2026-06-05T14:23:45.123456+00:00_1 → role "assistant"
DynamoDB sorts the SK ascending and '0' < '1', so the user item always precedes the assistant item.
get_history() pairs items as [user, assistant] — this ordering is a precondition of the pairing
loop. An earlier _user/_assistant suffix broke it ('a' < 'u' put the assistant first), so
multi-turn history mis-paired and fed the wrong context to the model. That was the repeated-response
bug, fixed and recorded in the change log.
Credentials & state. The Gemini key lives in SSM SecureString (ADR-0001) — never in Terraform
state or the Lambda env tab; it’s fetched once at cold start and cached for the container lifetime, with
IAM granting ssm:GetParameter on the single parameter ARN only. P4 was also the first project migrated
to the shared S3 remote-state backend (ADR-0002 / ERR-001).
Provisioning P4 with Terraform, then with Terragrunt (DRY remote-state config):






Cost: effectively $0/mo on free tier (Lambda / API GW / DynamoDB / SSM / S3+CloudFront / SNS all within limits; Gemini is free at ≤1,500 req/day). Switching to Bedrock ≈ $1–3/mo.
Pattern reuse
P4 reuses the code patterns of P1–P3 but creates every resource itself — no dependency on their deployed infrastructure. Each project deploys and destroys independently.

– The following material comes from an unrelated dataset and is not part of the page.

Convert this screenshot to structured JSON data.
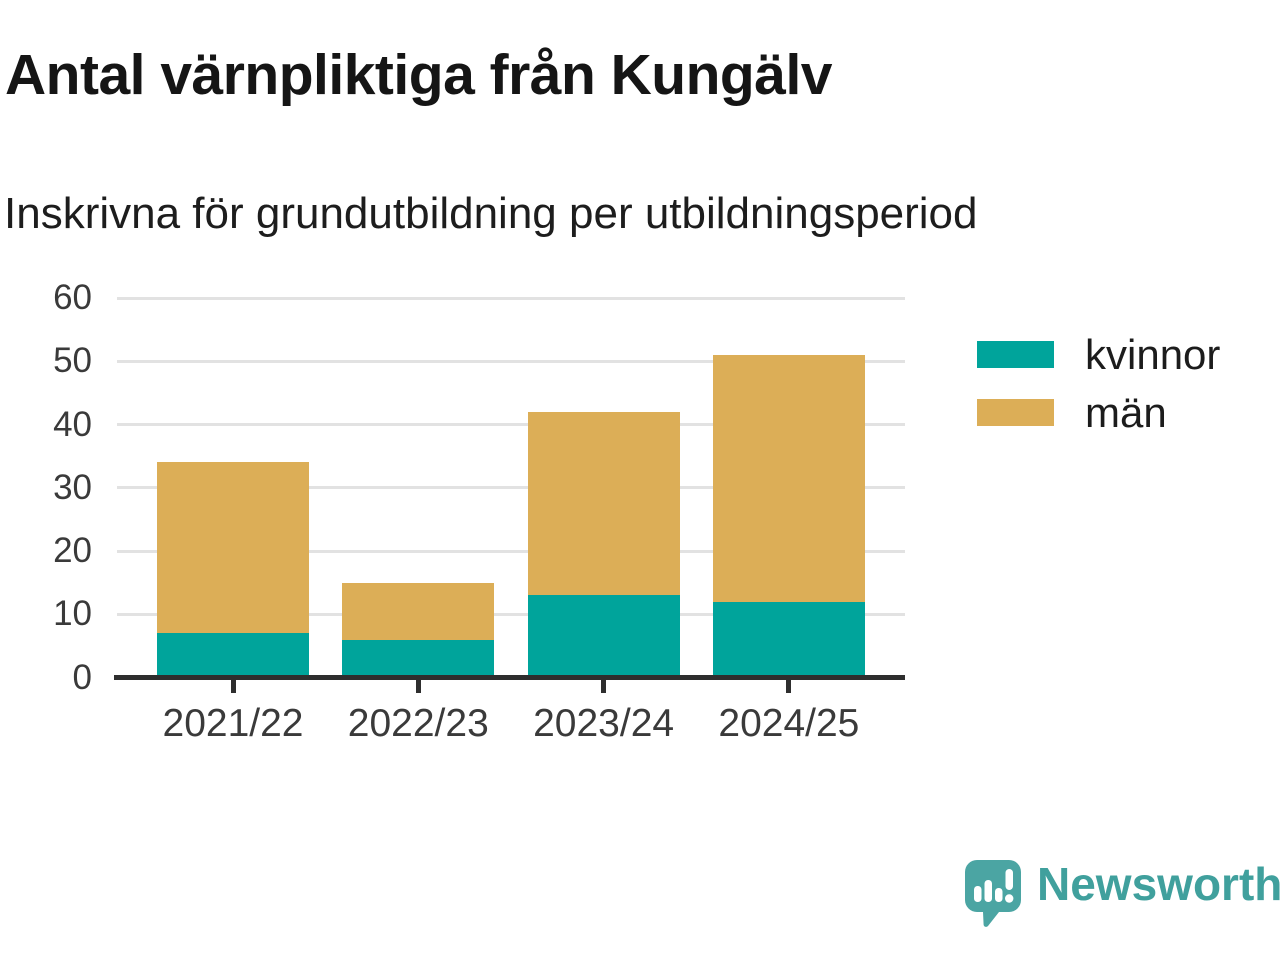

| Pattern source | Borrowed pattern | Where applied in P4 |
|---|---|---|
| P1 Static Web | S3 private + CloudFront OAC + HTTPS-only hosting | web UI |
| P2 Pipeline | DynamoDB PAY_PER_REQUEST + TTL; API GW → Lambda AWS_PROXY | p4-chatbot-sessions + POST /chat |
| P3 Smart Vault | SNS topic + email subscription notification | p4-chatbot-alerts escalation email |
Skills matrix
| Capability | P1 | P2 | P3 | P4 |
|---|---|---|---|---|
| Terraform IaC | ✓ | ✓ | ✓ | ✓ |
| Python 3.12 Lambda | — | ✓×3 | ✓×3 | ✓ |
| Compute | — | Lambda | Lambda + EC2/EBS | Lambda (ARM64) |
| Data store | — | DynamoDB | EBS snapshots + S3 | DynamoDB (TTL) |
| Messaging / queue | — | SQS + DLQ | — | — |
| Eventing / schedule | — | S3 events | EventBridge cron | — |
| API | — | API GW HTTP | API GW REST (key) | API GW HTTP |
| Edge / CDN | CloudFront + WAF | — | — | CloudFront + OAC |
| AI / ML | — | Textract | — | Gemini / Bedrock |
| Secrets | — | — | API key (tfvars/SSM) | SSM SecureString |
| Multi-region / DR | us-east-1 (WAF) | — | Singapore DR | — |
| Least-privilege IAM | bucket policy | per-Lambda | per-Lambda | per-Lambda |
| Observability | CW + SNS | CW + SNS | CW + SNS | CW + SNS |
Process skills: ADR-driven decisions, change-log discipline, error records with prevention, and a Terraform remote-state backend with locking.
Roadmap
Next up is a document-analysis engine — Textract for OCR/table extraction feeding embeddings into OpenSearch for semantic search. It’s deliberately the last step because SageMaker endpoints and OpenSearch bill hourly rather than per-request, so it’ll run as a single timed demo and be destroyed immediately after.